Why Not Use Apple's Built-in "Say" Command?

We deliberately chose not to use macOS's built-in say command for text-to-speech. While it's readily available and requires no setup, the voice quality is too robotic to meet today's user expectations. After being exposed to natural-sounding AI voices from services like ElevenLabs and OpenAI, users expect conversational AI to sound human-like. The say command's 1990s-era voice synthesis would make the assistant feel outdated and diminish the user experience, so it wasn't worth implementing as an option.

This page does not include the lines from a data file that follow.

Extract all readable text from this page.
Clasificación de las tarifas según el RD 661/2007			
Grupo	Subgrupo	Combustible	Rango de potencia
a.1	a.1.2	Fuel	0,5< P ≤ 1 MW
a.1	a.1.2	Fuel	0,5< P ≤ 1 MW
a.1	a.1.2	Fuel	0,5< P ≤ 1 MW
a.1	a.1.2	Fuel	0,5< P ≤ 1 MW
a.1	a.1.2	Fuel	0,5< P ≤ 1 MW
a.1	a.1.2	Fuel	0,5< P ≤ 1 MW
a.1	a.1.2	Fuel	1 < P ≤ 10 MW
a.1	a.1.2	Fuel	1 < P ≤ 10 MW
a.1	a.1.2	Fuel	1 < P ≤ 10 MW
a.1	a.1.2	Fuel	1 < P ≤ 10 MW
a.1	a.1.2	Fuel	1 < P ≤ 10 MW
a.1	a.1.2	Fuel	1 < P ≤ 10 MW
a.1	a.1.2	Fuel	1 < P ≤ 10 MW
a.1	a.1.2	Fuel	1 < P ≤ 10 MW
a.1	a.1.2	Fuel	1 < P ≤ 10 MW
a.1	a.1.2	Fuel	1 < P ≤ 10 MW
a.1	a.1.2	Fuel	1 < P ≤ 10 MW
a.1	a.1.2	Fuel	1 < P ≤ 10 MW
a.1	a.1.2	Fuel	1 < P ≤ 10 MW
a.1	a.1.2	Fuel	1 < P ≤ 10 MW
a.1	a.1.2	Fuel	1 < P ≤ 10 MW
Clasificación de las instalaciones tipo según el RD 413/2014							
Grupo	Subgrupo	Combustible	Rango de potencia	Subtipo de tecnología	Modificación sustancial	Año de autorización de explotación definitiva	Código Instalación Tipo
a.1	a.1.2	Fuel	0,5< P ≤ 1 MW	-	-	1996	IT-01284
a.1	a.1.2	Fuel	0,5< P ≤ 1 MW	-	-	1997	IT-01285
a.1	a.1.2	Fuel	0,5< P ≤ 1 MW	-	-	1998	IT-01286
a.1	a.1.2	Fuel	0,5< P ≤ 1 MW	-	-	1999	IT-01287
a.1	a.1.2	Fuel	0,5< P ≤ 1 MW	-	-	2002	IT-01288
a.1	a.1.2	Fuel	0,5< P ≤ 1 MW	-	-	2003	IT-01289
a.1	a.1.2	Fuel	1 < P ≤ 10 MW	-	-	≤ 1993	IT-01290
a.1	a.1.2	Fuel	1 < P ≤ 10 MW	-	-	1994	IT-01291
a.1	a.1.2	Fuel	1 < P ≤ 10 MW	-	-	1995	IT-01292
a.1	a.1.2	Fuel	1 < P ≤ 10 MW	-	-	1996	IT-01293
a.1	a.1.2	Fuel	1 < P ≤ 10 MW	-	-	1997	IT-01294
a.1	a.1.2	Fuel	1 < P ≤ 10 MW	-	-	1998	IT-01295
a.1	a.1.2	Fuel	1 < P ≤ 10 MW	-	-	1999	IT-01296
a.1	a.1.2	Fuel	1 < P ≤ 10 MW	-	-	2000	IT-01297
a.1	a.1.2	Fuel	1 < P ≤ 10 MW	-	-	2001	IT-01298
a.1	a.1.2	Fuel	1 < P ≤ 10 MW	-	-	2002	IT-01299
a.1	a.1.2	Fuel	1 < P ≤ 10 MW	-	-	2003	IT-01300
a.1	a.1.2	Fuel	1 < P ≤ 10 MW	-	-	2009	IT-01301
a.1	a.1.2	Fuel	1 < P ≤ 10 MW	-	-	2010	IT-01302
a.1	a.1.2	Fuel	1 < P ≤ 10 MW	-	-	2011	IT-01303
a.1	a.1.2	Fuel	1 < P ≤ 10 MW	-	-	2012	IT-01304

Apple's newer Speech Synthesis API offers much higher quality voices that could be a great fit for this project. However, we're waiting for proper Python library support to integrate it. Once Python bindings become available, we'll add support for these modern Apple voices as another local TTS option.

Built with speech recognition (Whisper), language model processing (Gemma3/MLX), and text-to-speech synthesis (Kokoro/ChatterBox), LocalTalk gives you the convenience of modern AI assistants without sacrificing your privacy or requiring internet connectivity.

Why "LocalTalk"?

The name "LocalTalk" is a playful homage to Apple's classic LocalTalk networking protocol from the 1980s. Just as the original LocalTalk enabled local network communication between Apple devices without needing external infrastructure, our LocalTalk enables local AI conversations without needing external cloud services.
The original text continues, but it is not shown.